Sen. Dean Heller. (Pablo Martinez Monsivais/Associated Press)
Opinion writer

Sen. Dean Heller (R-Nev.) occupies a unique position. He is the most vulnerable Republican senator on the ballot in 2018 in a state that, as a result of the Affordable Care Act’s Medicaid expansion, made 204,000 people (a 90 percent increase) “newly eligible for coverage, most of them childless adults who are working but whose employers do not offer health insurance coverage.” This is the working poor, in other words.

Nevada’s Republican governor has been among the most vocal GOP opponents of House Republicans’ American Health Care Act, for obvious reasons. His state will face horrid human and political consequences if either the House bill or the Senate bill, which cuts Medicaid more than the House bill over the long term, becomes law:

[Brian] Sandoval is one of five Republican governors — in states that have expanded Medicaid — pushing to keep Medicaid expansion intact or replace it with something very similar. He sent a letter to House Republicans on January 5, noting that more than 400,000 Nevada residents have gained coverage as a result of the ACA, in large part because of Medicaid expansion. …

Nevada’s current total Medicaid spending is about $6.4 billion, but the state only pays $1.1 billion of that; the rest is picked up by the federal government (for the population that was already eligible for Medicaid pre-ACA, the state pays a higher percentage of the cost than they do for the newly eligible population; for people who are newly eligible for Medicaid under the ACA, the federal government paid 100 percent of the cost through 2016, and is now paying 95 percent of the cost).

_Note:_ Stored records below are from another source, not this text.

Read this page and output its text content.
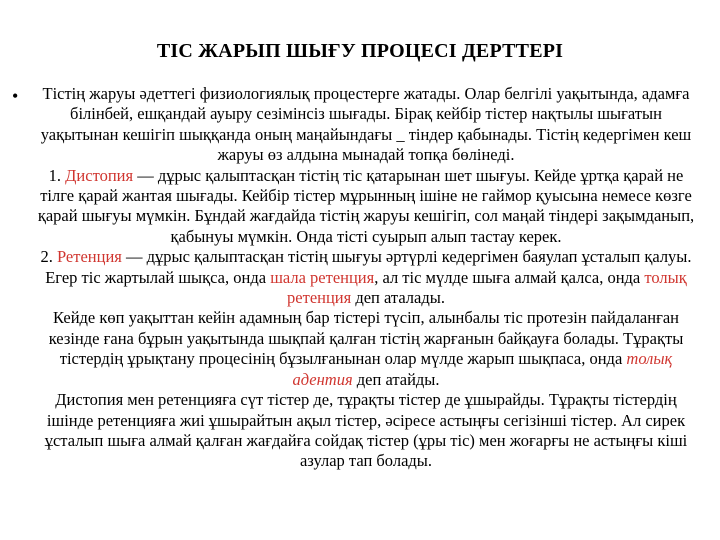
ТІС ЖАРЫП ШЫҒУ ПРОЦЕСІ ДЕРТТЕРІ
•	Тістің жаруы әдеттегі физиологиялық процестерге жатады. Олар белгілі уақытында, адамға білінбей, ешқандай ауыру сезімінсіз шығады. Бірақ кейбір тістер нақтылы шығатын уақытынан кешігіп шыққанда оның маңайындағы _ тіндер қабынады. Тістің кедергімен кеш жаруы өз алдына мынадай топқа бөлінеді.

1. Дистопия — дұрыс қалыптасқан тістің тіс қатарынан шет шығуы. Кейде ұртқа қарай не тілге қарай жантая шығады. Кейбір тістер мұрынның ішіне не гаймор қуысына немесе көзге қарай шығуы мүмкін. Бұндай жағдайда тістің жаруы кешігіп, сол маңай тіндері зақымданып, қабынуы мүмкін. Онда тісті суырып алып тастау керек.

2. Ретенция — дұрыс қалыптасқан тістің шығуы әртүрлі кедергімен баяулап ұсталып қалуы. Егер тіс жартылай шықса, онда шала ретенция, ал тіс мүлде шыға алмай қалса, онда толық ретенция деп аталады.

Кейде көп уақыттан кейін адамның бар тістері түсіп, алынбалы тіс протезін пайдаланған кезінде ғана бұрын уақытында шықпай қалған тістің жарғанын байқауға болады. Тұрақты тістердің ұрықтану процесінің бұзылғанынан олар мүлде жарып шықпаса, онда толық адентия деп атайды.

Дистопия мен ретенцияға сүт тістер де, тұрақты тістер де ұшырайды. Тұрақты тістердің ішінде ретенцияға жиі ұшырайтын ақыл тістер, әсіресе астыңғы сегізінші тістер. Ал сирек ұсталып шыға алмай қалған жағдайға сойдақ тістер (ұры тіс) мен жоғарғы не астыңғы кіші азулар тап болады.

If Medicaid expansion is repealed and replaced with something that cuts federal funding below what the state currently receives, there are concerns that people could lose coverage or benefits could be cut. House Republicans’ proposal to transition Medicaid to block grants or per-capita allotments would almost certainly result in reduced federal funding.

Nevada voted for Hillary Clinton in 2016, and chose a Democrat to replace retiring Sen. Harry Reid (D-Nev.). It’s a race that would be an uphill fight even without the health-care vote. If Heller does go along with the bill, his Democratic opponent will have a field day using the popular GOP governor’s words against Heller. One reason for Clinton’s victory was the successful mobilization of the culinary workers union. And that’s another problem for Heller. The Senate bill “erases a raft of tax increases that have helped offset the cost of Obamacare, but not the ‘Cadillac Tax’ that Heller and the powerful Culinary Union have vocally opposed.” The Nevada Independent explains: “That measure, which imposes a 40 percent excise tax on high-cost employer-sponsored health plans, would instead be delayed until 2026 under the Senate bill. Heller introduced legislation earlier this year to repeal the Cadillac Tax, which is currently scheduled to kick in in 2020. He said 1.3 million Nevadans would feel the pinch if it takes effect.” With the Cadillac Tax in the bill, a Heller vote in favor of the bill would put him crosswise with his constituents once again — and his own rhetoric.

Republicans’ desired intent to shift wealth from poorer to richer Americans also poses a serious problem for Heller. The Medicaid cuts and the reductions in the subsidies for the exchanges are bad enough, but when coupled with jumbo tax cuts for the rich, the bill would exacerbate Nevada’s growing income inequality problem.

Last September, the Las Vegas Review-Journal reported, “Nevada is one of just eight states that saw a slight increase in income inequality from 2014 to 2015, according to new census data that raise questions about the evenness of the state’s economic recovery.” The numbers may explain why Democrats have been winning statewide races in the state. It is true that “all groups in Nevada earned more in 2015 than they did in 2014. But the increases were higher at the top, with the top 20 percent of households seeing a 7.7 percent increase in average earnings, from $161,083 to $173,448, while the bottom 20 percent saw a hike of 2 percent, bringing their average annual earnings from $12,513 to $12,783.” Try to explain to Nevada constituents why a mammoth tax cut for the rich is a good idea.

Heller will be under pressure to get in line with party leadership and the White House. However, there is no member with a bigger need to claim to one of the two “no tickets,” the number of votes Senate Majority Leader Mitch McConnell can lose and still win passage of the bill. Heller had better put in his dibs early before others announce they can never vote for a bill this bad.